Year-End Self Inventory

Human nature seems to insist we annually take stock of our progress. I'm a classic under-finisher. Let me explain: for me the creative process of becoming or making far outweighs the finished product. Meaning there are many in-process ideas, projects and goals hanging around the corners of my house. Once something is complete, the 'art' of it is done for me.

This makes me concerned emotionally that I seldom complete anything of value. Sometimes I surprise myself when I look back over a year, though. I see that, in spite of the remaining incomplete things, I manage to get a whale of a lotta stuff done.

Sewing


I hound bookstores, trolling over the craft sections for new sewing books. I know that, technically, I must be hitting my stride because suddenly all those how-to books look the same. How many aprons, draw-string bags or stadium blankets does any given person really have rise to make in a single lifetime?

Into next year, I want to continue learning more couture sewing techniques and terms.

Organizationally, I joined patternreview.com and stored all of my patterns by category. No more digging through boxes to see what patterns I own, or realizing I now own 2 copies of a favorite pattern.

The hubs gifted me with a dress form for my birthday, so really I think I'm all set with tools and bells & whistles.

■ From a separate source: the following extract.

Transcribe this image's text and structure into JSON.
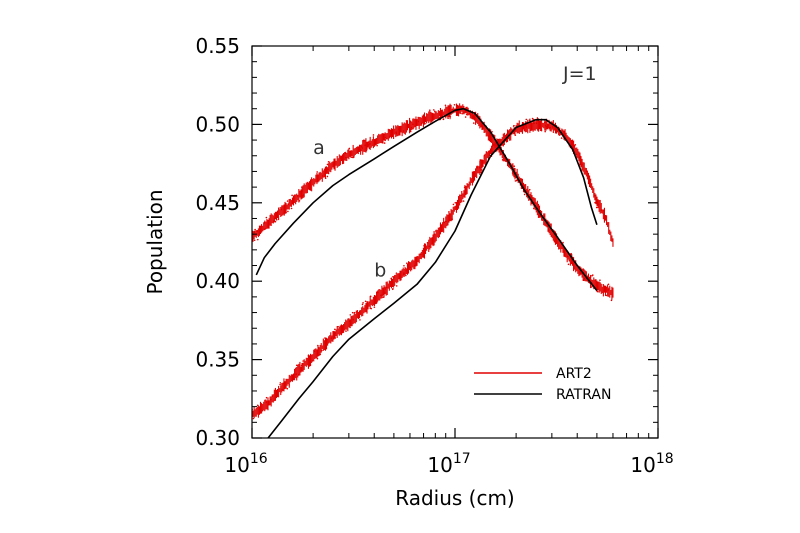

Production-wise, I completed fewer garments this year than in any of the last six. But they are projects I took my time with and worked hard to complete well. It feels better to finish well than to work at a mad dash, doesn't it?

Sewing is a part of our history, and it's one I want to see preserved and passed on to future generations. For our family, I want to be a small part of that.


Food

Culturally, this is something we women give ourselves permission to obsess about way. too. much. The hubs and I have been vegetarians for about a year and a half now. Switching to vegan is something I hope to accomplish for about 70 to 80% of meals. We're nowhere near that yet.
It takes some discipline to make lifestyle changes. While reaching my goal health-wise may be years off, it feels good to take steps that direction. Eating wholesome foods is somehow physically relaxing. They are calming to the system.

Hooping

I don't look awesome hooping. But I do have fun with it. Probably enough said.

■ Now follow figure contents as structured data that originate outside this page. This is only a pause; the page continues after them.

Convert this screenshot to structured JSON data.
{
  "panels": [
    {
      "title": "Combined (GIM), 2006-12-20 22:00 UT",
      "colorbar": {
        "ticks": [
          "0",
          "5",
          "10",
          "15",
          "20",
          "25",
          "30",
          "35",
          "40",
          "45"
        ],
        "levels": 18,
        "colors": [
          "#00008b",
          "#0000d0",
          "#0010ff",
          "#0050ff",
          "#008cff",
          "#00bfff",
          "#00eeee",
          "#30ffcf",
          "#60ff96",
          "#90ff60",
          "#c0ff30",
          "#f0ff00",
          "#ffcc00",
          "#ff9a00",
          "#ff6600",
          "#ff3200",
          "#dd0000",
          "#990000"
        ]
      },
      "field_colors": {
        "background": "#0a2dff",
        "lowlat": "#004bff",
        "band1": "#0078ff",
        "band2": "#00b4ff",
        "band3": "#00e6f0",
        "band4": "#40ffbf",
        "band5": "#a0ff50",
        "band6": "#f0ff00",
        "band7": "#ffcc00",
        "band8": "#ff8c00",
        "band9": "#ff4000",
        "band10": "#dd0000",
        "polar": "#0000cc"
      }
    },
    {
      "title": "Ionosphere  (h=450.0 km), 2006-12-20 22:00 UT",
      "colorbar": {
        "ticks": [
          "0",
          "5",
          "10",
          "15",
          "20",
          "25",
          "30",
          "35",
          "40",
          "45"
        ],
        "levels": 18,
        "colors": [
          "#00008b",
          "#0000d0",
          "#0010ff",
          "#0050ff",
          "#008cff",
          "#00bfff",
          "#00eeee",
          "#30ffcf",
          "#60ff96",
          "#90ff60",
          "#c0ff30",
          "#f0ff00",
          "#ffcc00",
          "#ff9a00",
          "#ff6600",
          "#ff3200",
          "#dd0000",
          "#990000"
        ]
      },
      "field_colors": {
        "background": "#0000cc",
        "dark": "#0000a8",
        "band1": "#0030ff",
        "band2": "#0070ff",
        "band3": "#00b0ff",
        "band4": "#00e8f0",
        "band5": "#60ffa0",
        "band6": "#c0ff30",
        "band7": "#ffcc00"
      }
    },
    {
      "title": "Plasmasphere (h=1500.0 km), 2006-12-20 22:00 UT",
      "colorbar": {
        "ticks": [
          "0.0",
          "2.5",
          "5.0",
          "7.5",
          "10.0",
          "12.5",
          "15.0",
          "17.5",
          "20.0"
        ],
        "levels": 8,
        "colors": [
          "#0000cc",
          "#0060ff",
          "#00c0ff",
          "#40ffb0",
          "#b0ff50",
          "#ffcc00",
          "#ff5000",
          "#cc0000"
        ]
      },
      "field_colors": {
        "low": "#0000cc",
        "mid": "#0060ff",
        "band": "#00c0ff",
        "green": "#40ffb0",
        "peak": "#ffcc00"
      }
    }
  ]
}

We've made our own hoops out of irrigation tubing and electrical tape. My favorite one is filled with water and covered in a grip for a tennis racket.

Hooping is fun for everybody.


Travel

You literally would not believe
A: how many miles we put on our car each month
B: how familiar my children are with hotels
C: how much energy it takes to complete a day trip
D: how joyful it is to hear discovery from the back seat
E: all of the above

From Mr. Hobbs Takes a Vacation. Love this movie, and James Stewart. Of course.

One of my priorities in life is to show my kids the world. As much of it as possible. Local stuff. Far-away stuff. Foreign stuff. History. Arts. Geography. It all overlaps out there on the road.

We've gone far. But not too far:


Self Worth

This is a risky topic, with several inherent flaws. I don't care all that much about a big path to self-actualization. However, significance and value are both important. As a mom, it's hard to remember that.

I have a degree in psychology, so I think about my life often. Analyzing is fun. I just feel that life is more fulfilling when a person is able to lift others up instead of themselves. It's not easy. Nor is it human nature. Within a family, it is absolutely essential.

People write blogs for many reasons. Some are commercial, some for self-aggrandizement, some for exploration, and others for journaling. The motivations are probably limitless in breadth. So why am I writing, sporadically at best?

This blog isn't overly personal. It doesn't delve into heavy topics. The Refinery exists to remind me that life can be beautiful in simple, seemingly mundane ways. Is it full of meaning of life stuff? No. The posts remind me that accomplishing little things can bring unexpected joy.

Looking back over a year or two is like seeing tiny markers that allow my memory to be pricked. I smile remembering what I was doing last January, or how I felt the day I created a profile on Blogger.

Not that this defines my contentment. It affirms it. That's very satisfying.